Conférence pour ados

Puisque tout s’est bien passé pour l’heure du conte, j’ai pensé que les commentaires des personnes très inquiètes pour « nos jeunes» pouvaient peut-être se justifier lors des conférences que Barbada a données aux deux polyvalentes de Baie-Comeau. 

Pour m’en assurer, j’ai parlé avec une psychoéducatrice du Centre de services scolaire de l’Estuaire, au personnel enseignant et aux directions des écoles qui, je le rappelle, ont tous applaudi la pertinence de la conférence.

J’ai également discuté avec les jeunes de cinquième secondaire de la poly des Baies pour savoir ce qu’ils en avaient pensé. Je vous rapporte leurs paroles. Ils ont trouvé ça « intéressant, impressionnant et différent ». Ils ont avoué ne pas comprendre la raison en lien avec leur vie et leur éducation lorsqu’ils ont su qu’une conférence avec une drag queen était organisée.

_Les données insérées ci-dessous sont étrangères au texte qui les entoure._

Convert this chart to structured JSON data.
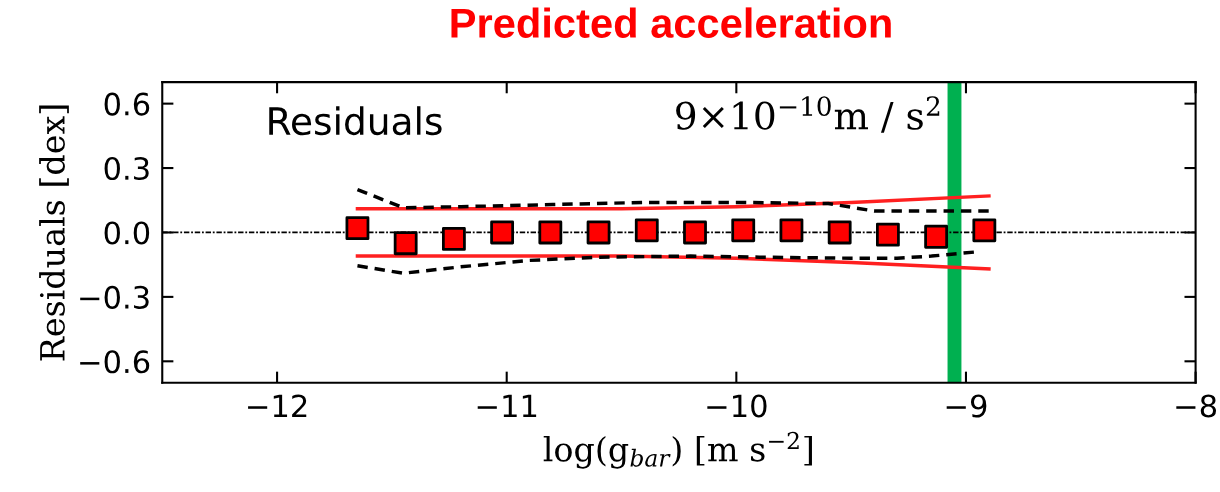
{
  "chart_data": {
    "type": "scatter",
    "title": "Predicted acceleration",
    "xlabel": "log(g$_{bar}$) [m s$^{−2}$]",
    "ylabel": "Residuals [dex]",
    "annotations": [
      "Residuals"
    ],
    "xlim": [
      -12.5,
      -8
    ],
    "ylim": [
      -0.7,
      0.7
    ],
    "xticks": [
      {
        "value": -12,
        "label": "−12"
      },
      {
        "value": -11,
        "label": "−11"
      },
      {
        "value": -10,
        "label": "−10"
      },
      {
        "value": -9,
        "label": "−9"
      },
      {
        "value": -8,
        "label": "−8"
      }
    ],
    "yticks": [
      {
        "value": -0.6,
        "label": "−0.6"
      },
      {
        "value": -0.3,
        "label": "−0.3"
      },
      {
        "value": 0.0,
        "label": "0.0"
      },
      {
        "value": 0.3,
        "label": "0.3"
      },
      {
        "value": 0.6,
        "label": "0.6"
      }
    ],
    "grid": false,
    "legend": false,
    "ref_lines": [
      {
        "axis": "y",
        "value": 0,
        "color": "#000000",
        "line_style": "dotted"
      },
      {
        "axis": "x",
        "value": -9.05,
        "label": "9×10$^{−10}$m / s$^{2}$",
        "color": "#00b050",
        "line_style": "solid"
      }
    ],
    "series": [
      {
        "type": "line",
        "color": "#ff2020",
        "line_style": "solid",
        "marker": "none",
        "x": [
          -11.65,
          -10.5,
          -10.0,
          -9.5,
          -8.9
        ],
        "values": [
          0.11,
          0.11,
          0.12,
          0.14,
          0.17
        ]
      },
      {
        "type": "line",
        "color": "#ff2020",
        "line_style": "solid",
        "marker": "none",
        "x": [
          -11.65,
          -10.5,
          -10.0,
          -9.5,
          -8.9
        ],
        "values": [
          -0.11,
          -0.11,
          -0.12,
          -0.14,
          -0.17
        ]
      },
      {
        "type": "line",
        "color": "#000000",
        "line_style": "dashed",
        "marker": "none",
        "x": [
          -11.65,
          -11.45,
          -11.2,
          -10.8,
          -10.4,
          -10.0,
          -9.6,
          -9.4,
          -8.9
        ],
        "values": [
          0.2,
          0.115,
          0.12,
          0.13,
          0.14,
          0.14,
          0.135,
          0.1,
          0.1
        ]
      },
      {
        "type": "line",
        "color": "#000000",
        "line_style": "dashed",
        "marker": "none",
        "x": [
          -11.65,
          -11.45,
          -11.2,
          -10.9,
          -10.6,
          -10.2,
          -9.9,
          -9.5,
          -9.3,
          -9.15,
          -8.95
        ],
        "values": [
          -0.155,
          -0.19,
          -0.16,
          -0.13,
          -0.115,
          -0.11,
          -0.115,
          -0.12,
          -0.12,
          -0.11,
          -0.09
        ]
      },
      {
        "color": "#ff0000",
        "marker": "square",
        "x": [
          -11.65,
          -11.44,
          -11.23,
          -11.02,
          -10.81,
          -10.6,
          -10.39,
          -10.18,
          -9.97,
          -9.76,
          -9.55,
          -9.34,
          -9.13,
          -8.92
        ],
        "values": [
          0.02,
          -0.05,
          -0.03,
          0.0,
          0.0,
          0.0,
          0.01,
          0.0,
          0.01,
          0.01,
          0.0,
          -0.01,
          -0.02,
          0.01
        ]
      }
    ]
  }
}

Évidemment, l’activité était sous participation volontaire. La plupart des jeunes étaient curieux et ont voulu vérifier la pertinence par eux-mêmes. Leur conclusion est frappante! L’activité leur a permis de prendre plus conscience du libre choix de chacun, d’interagir dans le non-jugement et avec plus de tolérance. Ils se sentent même plus outillés pour l’avenir. High five Barbada!